Henrique Munhos, do ESPN.com.br
Divulgação
Seleção é hexacampeã mundial, mas se reúne apenas uma vez por ano
Seleção é hexacampeã mundial, mas se reúne apenas uma vez por ano

Há duas semanas, a seleção brasileira de futsal lançou seus novos uniformes. Entre os modelos, estavam o goleiro Guitta, os alas Xuxa e Cabreúva, e o pivô Pito, que estão entre os principais jogadores do país, além da goleira Bianca, do time de Cianorte e da seleção feminina.

A presença de Bianca, em um esporte predominantemente masculino, é uma mostra de que a Confederação Brasileira de Futsal (CBFS) passou a olhar pelas mulheres. A goleira confirma o fato, e relembra que a conquista da última Copa do Mundo, em 2015, teve a estrutura necessária por parte dos dirigentes e as meninas não viveram o drama de um ano antes, quando precisaram fazer uma "vaquinha" e contaram com o ex-jogador Romário e com um banco para ir à Costa Rica.

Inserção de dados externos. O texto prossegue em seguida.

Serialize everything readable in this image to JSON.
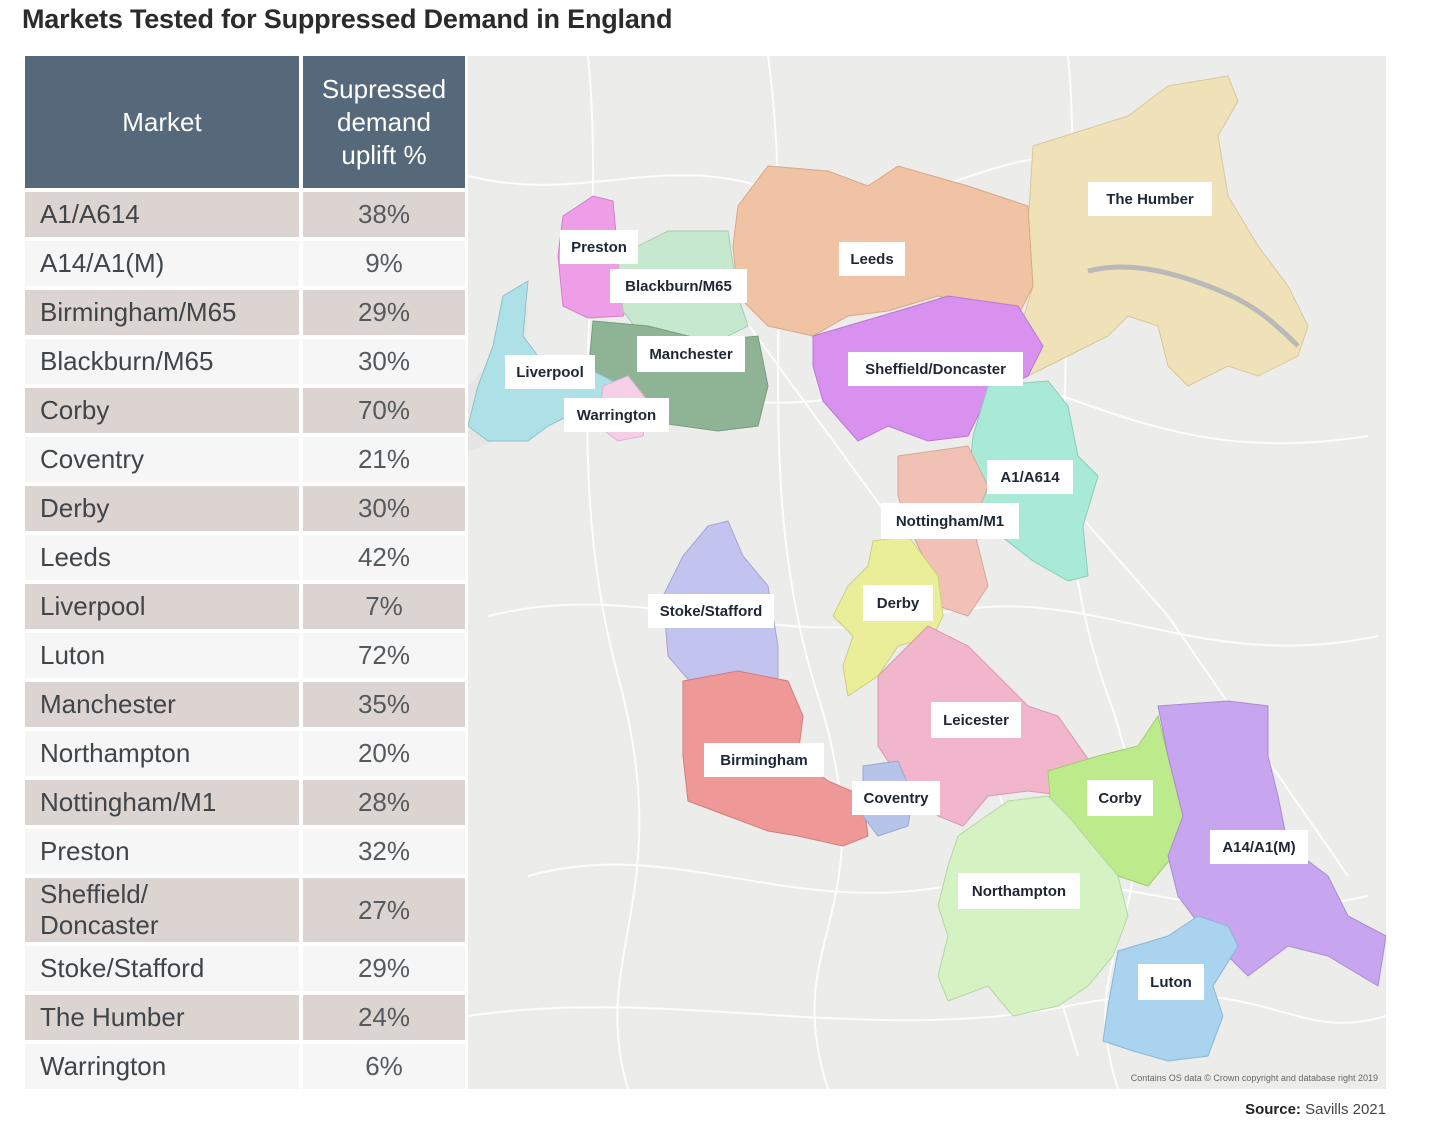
{
  "title": "Markets Tested for Suppressed Demand in England",
  "table": {
    "header_market": "Market",
    "header_uplift": "Supressed\ndemand\nuplift %",
    "rows": [
      {
        "market": "A1/A614",
        "uplift": "38%"
      },
      {
        "market": "A14/A1(M)",
        "uplift": "9%"
      },
      {
        "market": "Birmingham/M65",
        "uplift": "29%"
      },
      {
        "market": "Blackburn/M65",
        "uplift": "30%"
      },
      {
        "market": "Corby",
        "uplift": "70%"
      },
      {
        "market": "Coventry",
        "uplift": "21%"
      },
      {
        "market": "Derby",
        "uplift": "30%"
      },
      {
        "market": "Leeds",
        "uplift": "42%"
      },
      {
        "market": "Liverpool",
        "uplift": "7%"
      },
      {
        "market": "Luton",
        "uplift": "72%"
      },
      {
        "market": "Manchester",
        "uplift": "35%"
      },
      {
        "market": "Northampton",
        "uplift": "20%"
      },
      {
        "market": "Nottingham/M1",
        "uplift": "28%"
      },
      {
        "market": "Preston",
        "uplift": "32%"
      },
      {
        "market": "Sheffield/\nDoncaster",
        "uplift": "27%"
      },
      {
        "market": "Stoke/Stafford",
        "uplift": "29%"
      },
      {
        "market": "The Humber",
        "uplift": "24%"
      },
      {
        "market": "Warrington",
        "uplift": "6%"
      }
    ]
  },
  "map": {
    "labels": {
      "the_humber": "The Humber",
      "preston": "Preston",
      "leeds": "Leeds",
      "blackburn": "Blackburn/M65",
      "manchester": "Manchester",
      "liverpool": "Liverpool",
      "sheffield": "Sheffield/Doncaster",
      "warrington": "Warrington",
      "a1_a614": "A1/A614",
      "nottingham": "Nottingham/M1",
      "stoke": "Stoke/Stafford",
      "derby": "Derby",
      "leicester": "Leicester",
      "birmingham": "Birmingham",
      "coventry": "Coventry",
      "corby": "Corby",
      "a14": "A14/A1(M)",
      "northampton": "Northampton",
      "luton": "Luton"
    },
    "region_colors": {
      "humber": "#efe2b8",
      "leeds": "#efc3a3",
      "preston": "#ee9ee6",
      "blackburn": "#c6e8cf",
      "manchester": "#8fb495",
      "liverpool": "#aee0e8",
      "warrington": "#f5cfe5",
      "sheffield": "#d891ee",
      "a1_a614": "#a9ead6",
      "nottingham": "#f0c1b4",
      "stoke": "#c3c3ef",
      "derby": "#eaee98",
      "leicester": "#f2b6cc",
      "birmingham": "#ee9898",
      "coventry": "#b7c4ea",
      "corby": "#bdea8a",
      "a14": "#c7a6ef",
      "northampton": "#d4f2c2",
      "luton": "#a9d3ee"
    },
    "credit": "Contains OS data © Crown copyright and database right 2019"
  },
  "source": {
    "label": "Source:",
    "text": "Savills 2021"
  }
}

Sob a gestão de Marcos Madeira, que assumiu em março do ano passado, ainda foi organizado um Campeonato Brasileiro, com um time de cada Estado do país e será repetido em novembro. Contudo, o torneio durou 10 dias, e foi a única competição nacional para o futsal feminino.

Liga Nacional, contudo, não houve e nem haverá em 2016. Já são dois anos sem um campeonato similar ao que há entre os homens, e os times se restringem então as competições estaduais, além de Jogos Regionais e Jogos Abertos, já que a maioria dos times tem parcerias as prefeituras dos municípios.

A seleção, por sua vez, se reúne apenas uma vez por ano, para a disputa do Campeonato Mundial. "´É um pedido nosso para que haja mais convocações, para treinos, amistosos...para que dessa forma possamos ficar mais tempo juntas. Além disso, para que novas jogadoras que se destacam nos torneios sejam convocadas. Hoje, com apenas um torneio, não há um teste para essas meninas e muitas vezes elas acabam ficando de fora", disse Bianca ao ESPN.com.br.

O presidente Marcos Madeira confessou que o futsal feminino está atrás do masculino, mas ressaltou que o desenvolvimento da modalidade para as mulheres está entre as prioridades de sua gestão.

"Vamos trabalhar a respeito da liga, que já existiu, existe de direito mas hoje não existe de fato. Esse ano não deve dar mais tempo, mas para o ano que vem faremos. Falei e friso novamente: o futsal feminino vai caminhar junto com masculino. Todo projeto que temos, o feminino está incluso. Pode demorar um pouco mais, porque esta lá embaixo, não é igual masculino, mas pode ter certeza que vai caminhar junto", disse Madeira.